Ornithologists are attracted to Udzungwa because of the bird’s wealth of over 400 species, from the charming and easily found green-backed oriole to a dozen or so mysterious eastern arch endemics. Many of them are at risk. Four species of birds are characteristic of Udzungwa, including the Gray Partridge, first discovered in 1991 and more closely related to the Asian genus than to any other African bird. Keep an eye on Udzungwa’s specialties, such as White-winged Apalis, and dappled Mountain Robin. If you are guided by the sound, you will definitely not miss the silver-horned hornbill, Livingstone’s turaco and guinea fowl crested.

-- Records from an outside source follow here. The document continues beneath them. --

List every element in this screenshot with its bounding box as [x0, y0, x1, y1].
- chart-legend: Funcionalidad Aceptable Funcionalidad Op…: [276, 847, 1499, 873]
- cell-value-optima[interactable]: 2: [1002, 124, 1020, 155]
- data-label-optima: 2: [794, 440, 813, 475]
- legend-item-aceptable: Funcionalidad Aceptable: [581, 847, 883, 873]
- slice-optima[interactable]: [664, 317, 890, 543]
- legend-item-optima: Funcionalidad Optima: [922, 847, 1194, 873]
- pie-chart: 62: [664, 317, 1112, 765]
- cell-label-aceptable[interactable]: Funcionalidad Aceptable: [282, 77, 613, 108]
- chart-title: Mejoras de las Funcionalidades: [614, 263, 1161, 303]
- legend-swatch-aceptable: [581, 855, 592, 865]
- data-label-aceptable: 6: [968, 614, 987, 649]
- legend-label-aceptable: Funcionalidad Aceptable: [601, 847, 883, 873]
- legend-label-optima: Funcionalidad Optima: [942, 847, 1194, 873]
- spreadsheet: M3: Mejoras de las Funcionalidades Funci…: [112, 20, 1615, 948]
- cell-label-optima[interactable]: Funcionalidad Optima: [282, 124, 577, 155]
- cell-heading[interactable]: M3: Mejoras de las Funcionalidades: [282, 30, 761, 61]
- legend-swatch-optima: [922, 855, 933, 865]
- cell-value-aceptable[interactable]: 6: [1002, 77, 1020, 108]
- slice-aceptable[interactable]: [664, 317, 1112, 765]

Although butterflies are much easier to spot in the open, the most beautiful live in the woods, such as the venomous Derudacraea. In the search for butterflies you can find ten different species of chameleons, including the chameleon with barbed wings, occurs only in Udzungwa and four others are endemic to Tanzania.
Undoubtedly, this great forest has not yet discovered all its treasures: continuous scientific research and new discoveries will certainly enrich its diverse catalog of endemic species.
With so many endemic creatures for this area, this chain of secluded mountains has rightly been called the African Galapagos.
Although Udzungwa is not a popular safari destination, it is a magnet for tourists due to hiking and trekking. The park has no roads and is only accessible on foot. There are many spectacular waterfalls in Udzungwa that you can visit by choosing one of the seven forest trails. The most popular is a 5-kilometer half-day hike (4-5 hours) to the Sanje Falls (3 waterfalls), through a misty stream in the forested valley below.
Other routes :
Trail of Prince Bernhard (1 hour)
Sonjo trail (1 km / 1 hour)
Njokamoni trail (5 km / 5 hours)
Hidden Valey (camping 3) trail (14 km / 1 day)
Mt Mwanihana (38) km / 3dni)
Lumemo trail (65 km / 5 days)
You can find more information about trekking in the park and full offer here
Cultural tourism to places of culture and history in the park and beyond.
Udzungwa is usually offered with safaris at the nearby Mikumi Park or on the way to Ruaha. Check offers
The Udzungwa Mountains National Park was founded in 1992 mainly due to its vegetative value. It covers 1 990 km² and stretches 80 km from southwest to northeast. Height: 250 m – 2 576 m (Mt Luhomero).
Regardless of the season of the year you visit, you will be amazed by biodiversity and lush greenery. Temperatures depend on the season and altitude and differ significantly. The year-round temperature in the national park is pleasant, with higher temperatures from October to March and the lowest temperatures from May to July. Depending on the month of travel, the average high temperature ranges from 25-30 ° C, but sometimes also reached a peak close to 35 ° C during the humid, short rainy season. Average low temperature around 17-23 C, but temperatures have dropped to around 12 C before.
The best time to visit is dry season but be ready for rain at any time. The park is available all year round but maybe slippery when it rains (from March to May)
The park can easily be reached by car. From Dar es Salaam to Mikumi (315 km / 4 hours) on a good asphalt road, then 63 km (1.5 hours) to the main Mangu’ula gate on a partly overground road. The west gates are not connected to Mangu’ula: the Msos gate is 10 km from Mtandiki, and the Udekwa gate is 63 km from Iluli (on the international highway).
In the park: several public and special campsites at the Mangu’ula gate and along hiking trails,
Hotels / Lodge in the cities of Mangu’ula and Mikumi.